Infinite Games by The Black QueenRelease date: September 28, 2018
Label: Federal Prisoner
The Black Queen is an outlier in more ways then one. On one hand, its easy to contextualize the project from Greg Puciato of Dillinger Escape Plan, Telefon Tel Aviv’s Joshua Eustis, and NIN technician Steven Alexander Ryan as part of the resurgence of 80s aestheticism in synthwave or the visual overdrive of Stranger Things – but that is somewhat of a misnomer. The retro-revival movement accentuates the most stereotypical clichés and codas of that age of pop music, and is more informed by film scores than albums. The Black Queen is not that, and should not be put under that banner. For as many surface level similarities that it has to those bands its the original voice and vision that puts it in the same bracket as the bands that defined that decade whilst being entirely peerless – bands like Depeche Mode, New Order, and The Cure.
With their debut album Fever Daydream they produced an anthemic obfuscating love letter to a decade of mysteriously haunting feminine pop – but now with their sophomore release Infinite Games things seem more intense and vulnerable. The Dillinger Escape Plan is no more, and now Greg Puciato no longer has that outlet to release his aggressions and anxieties whilst Joshua Eustis has created the first music under Telefon Tel Aviv after its other half, Charles Cooper, passed away. What they have created then in Infinite Games is a fractured response to these events that is both beautifully crepuscular and enveloped in an icy visceral darkness.
Songs are gracefully expansive in their light touch with a miasma of trickling anxiety, with ‘Thrown in the Dark’ and ‘Spatial Boundaries’ coming across as the most inviting apexes for the album to hang upon. The latter is an incredibly evocative trip to a small club off the neon lit streets of Hong Kong playing The Pet Shop Boys to a melancholic crowd that its hard to see not being an instant favourite. But the albums true strength lies in the wraithlike choruses and metronomic electronics that flow with a clear and present clarity through water clear production that allows synths to glow and Puciato’s voice to echo as if a longing spectre. In terms of character its easy to see The Black Queen amongst peers Black Marble, Cold Cave, and Chino Moreno’s ††† (Crosses) – but there is too much of its creators fears and wishes hard coded into the sounds that they could never be mistaken. There are obvious influences from Nine Inch Nails; apt considering the band’s lineage. In fact many songs could be thrust from an alternative future where Trent Reznor never made Broken and instead carried along the path he set on Pretty Hate Machine.
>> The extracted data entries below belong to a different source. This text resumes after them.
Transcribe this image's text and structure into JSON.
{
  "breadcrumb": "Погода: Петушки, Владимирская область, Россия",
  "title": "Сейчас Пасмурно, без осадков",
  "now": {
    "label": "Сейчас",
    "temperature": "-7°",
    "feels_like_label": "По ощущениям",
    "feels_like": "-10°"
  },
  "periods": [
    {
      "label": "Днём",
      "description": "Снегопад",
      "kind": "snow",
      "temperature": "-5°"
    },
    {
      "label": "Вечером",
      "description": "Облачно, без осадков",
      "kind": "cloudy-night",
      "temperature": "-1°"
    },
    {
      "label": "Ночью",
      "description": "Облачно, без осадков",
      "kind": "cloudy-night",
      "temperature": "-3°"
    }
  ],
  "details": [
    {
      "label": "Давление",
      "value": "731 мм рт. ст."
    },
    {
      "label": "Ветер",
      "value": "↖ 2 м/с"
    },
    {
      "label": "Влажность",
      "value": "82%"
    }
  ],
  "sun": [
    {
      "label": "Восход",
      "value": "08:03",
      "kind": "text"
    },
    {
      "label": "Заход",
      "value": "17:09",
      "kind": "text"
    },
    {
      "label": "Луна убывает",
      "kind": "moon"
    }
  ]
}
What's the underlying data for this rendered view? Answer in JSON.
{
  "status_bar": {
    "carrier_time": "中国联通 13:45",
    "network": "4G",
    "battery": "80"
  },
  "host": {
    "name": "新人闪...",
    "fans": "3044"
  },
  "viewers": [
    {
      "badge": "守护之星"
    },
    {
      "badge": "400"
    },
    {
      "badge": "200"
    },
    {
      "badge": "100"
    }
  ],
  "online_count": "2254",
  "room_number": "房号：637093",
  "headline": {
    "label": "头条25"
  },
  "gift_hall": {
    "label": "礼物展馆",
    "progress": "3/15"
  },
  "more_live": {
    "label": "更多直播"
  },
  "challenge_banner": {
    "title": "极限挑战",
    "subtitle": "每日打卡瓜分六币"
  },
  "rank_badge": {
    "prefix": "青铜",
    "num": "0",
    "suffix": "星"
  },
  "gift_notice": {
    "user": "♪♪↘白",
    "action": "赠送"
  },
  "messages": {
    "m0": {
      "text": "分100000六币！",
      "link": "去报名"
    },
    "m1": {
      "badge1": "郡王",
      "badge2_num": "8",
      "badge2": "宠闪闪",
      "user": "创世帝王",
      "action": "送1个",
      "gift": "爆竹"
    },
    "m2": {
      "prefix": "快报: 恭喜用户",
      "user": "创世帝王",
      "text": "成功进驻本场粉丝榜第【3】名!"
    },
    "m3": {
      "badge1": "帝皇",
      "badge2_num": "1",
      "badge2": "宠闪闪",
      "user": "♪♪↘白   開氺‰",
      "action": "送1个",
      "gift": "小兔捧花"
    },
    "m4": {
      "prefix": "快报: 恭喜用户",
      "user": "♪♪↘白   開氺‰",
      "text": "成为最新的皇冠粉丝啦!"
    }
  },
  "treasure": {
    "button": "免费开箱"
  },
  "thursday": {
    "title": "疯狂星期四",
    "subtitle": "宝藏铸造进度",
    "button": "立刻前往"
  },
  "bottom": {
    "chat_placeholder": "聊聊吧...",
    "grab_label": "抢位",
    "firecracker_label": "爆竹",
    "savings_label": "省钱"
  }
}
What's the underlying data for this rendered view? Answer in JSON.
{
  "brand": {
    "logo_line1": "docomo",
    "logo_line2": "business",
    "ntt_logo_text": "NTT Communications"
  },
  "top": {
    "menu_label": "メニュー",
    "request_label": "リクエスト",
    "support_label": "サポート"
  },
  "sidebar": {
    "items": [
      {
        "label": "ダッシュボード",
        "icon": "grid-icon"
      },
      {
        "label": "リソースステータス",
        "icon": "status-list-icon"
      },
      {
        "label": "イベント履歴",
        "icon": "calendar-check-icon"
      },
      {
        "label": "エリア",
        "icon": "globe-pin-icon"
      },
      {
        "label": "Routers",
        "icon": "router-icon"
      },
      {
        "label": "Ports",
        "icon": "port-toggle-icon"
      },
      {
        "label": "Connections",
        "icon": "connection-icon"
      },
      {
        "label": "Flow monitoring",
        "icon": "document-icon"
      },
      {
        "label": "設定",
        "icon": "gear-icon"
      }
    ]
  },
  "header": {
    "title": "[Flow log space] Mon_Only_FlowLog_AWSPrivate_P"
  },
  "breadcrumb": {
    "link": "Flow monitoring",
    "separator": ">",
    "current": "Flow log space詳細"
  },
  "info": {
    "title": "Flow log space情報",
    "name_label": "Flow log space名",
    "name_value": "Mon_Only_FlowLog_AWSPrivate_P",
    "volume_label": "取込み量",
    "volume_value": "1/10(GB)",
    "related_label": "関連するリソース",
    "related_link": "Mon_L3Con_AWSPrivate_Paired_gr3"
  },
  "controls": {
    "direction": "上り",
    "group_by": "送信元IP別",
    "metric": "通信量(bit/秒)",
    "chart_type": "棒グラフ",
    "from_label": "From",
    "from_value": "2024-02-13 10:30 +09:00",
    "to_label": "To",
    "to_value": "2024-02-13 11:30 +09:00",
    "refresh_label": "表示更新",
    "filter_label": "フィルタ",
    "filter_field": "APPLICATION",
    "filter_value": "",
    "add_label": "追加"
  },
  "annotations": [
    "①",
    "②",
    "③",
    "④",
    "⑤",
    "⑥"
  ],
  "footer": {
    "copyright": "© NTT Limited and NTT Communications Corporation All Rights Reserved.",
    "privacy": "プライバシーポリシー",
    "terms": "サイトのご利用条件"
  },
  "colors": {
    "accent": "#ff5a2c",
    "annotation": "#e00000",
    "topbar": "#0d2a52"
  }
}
These exquisitely catchy tunes wrapped in translucent fog would be vessels without a voice if it wasn’t for Greg Puciato’s genuinely touching vocal performance. The album feels like a response to the premeditated suicide of Dillinger Escape Plan, and its hard not to connect his lyricism and vocal delivery as a direct response to the band that has defined his early career. His voice, much like the first album, dances and plays around in a new spacial context – but it always seems informed as a counterbalance from his work with Dillinger. This is Greg Puciato at his most vulnerable and romantic, making it one of his most personable and connecting vocal expressions yet. At first its difficult to believe that these soft spoken whispers are from the same man that ran headfirst screaming into a crowd at Virgin Megastore, but under closer inspection it becomes obvious that it could not be from the mind of anyone else. Lyrically the album is very classically gothic, with a fixation between romance and death. Through the winding moors of ‘No Accusations’, perhaps the most industrially tinged track on the album, there is a moment when the gentle poetry is brought into hard focus with a striking admission: “There is nothing that I want more than to die with you next to me.”
The Black Queen is an important project, not just for the willing catharsis of any listener who may choose to engage with its neon cloaked form but as a clinically needed outlet for its creators. Its a darkly warm and death obsessed romantic that is renown to frequent the trendiest clubs in the city and the darkest recesses of the mind at home. Infinite Games is a multifaceted creation that poses the question that the light and dark are inseparable, and as such is irresistibly attractive and terrifyingly abject at the same time. Its this rawness that makes the album a fun social listen when you want it, and a deep introspective listen when you need it. The Black Queen rises again, and long may she reign.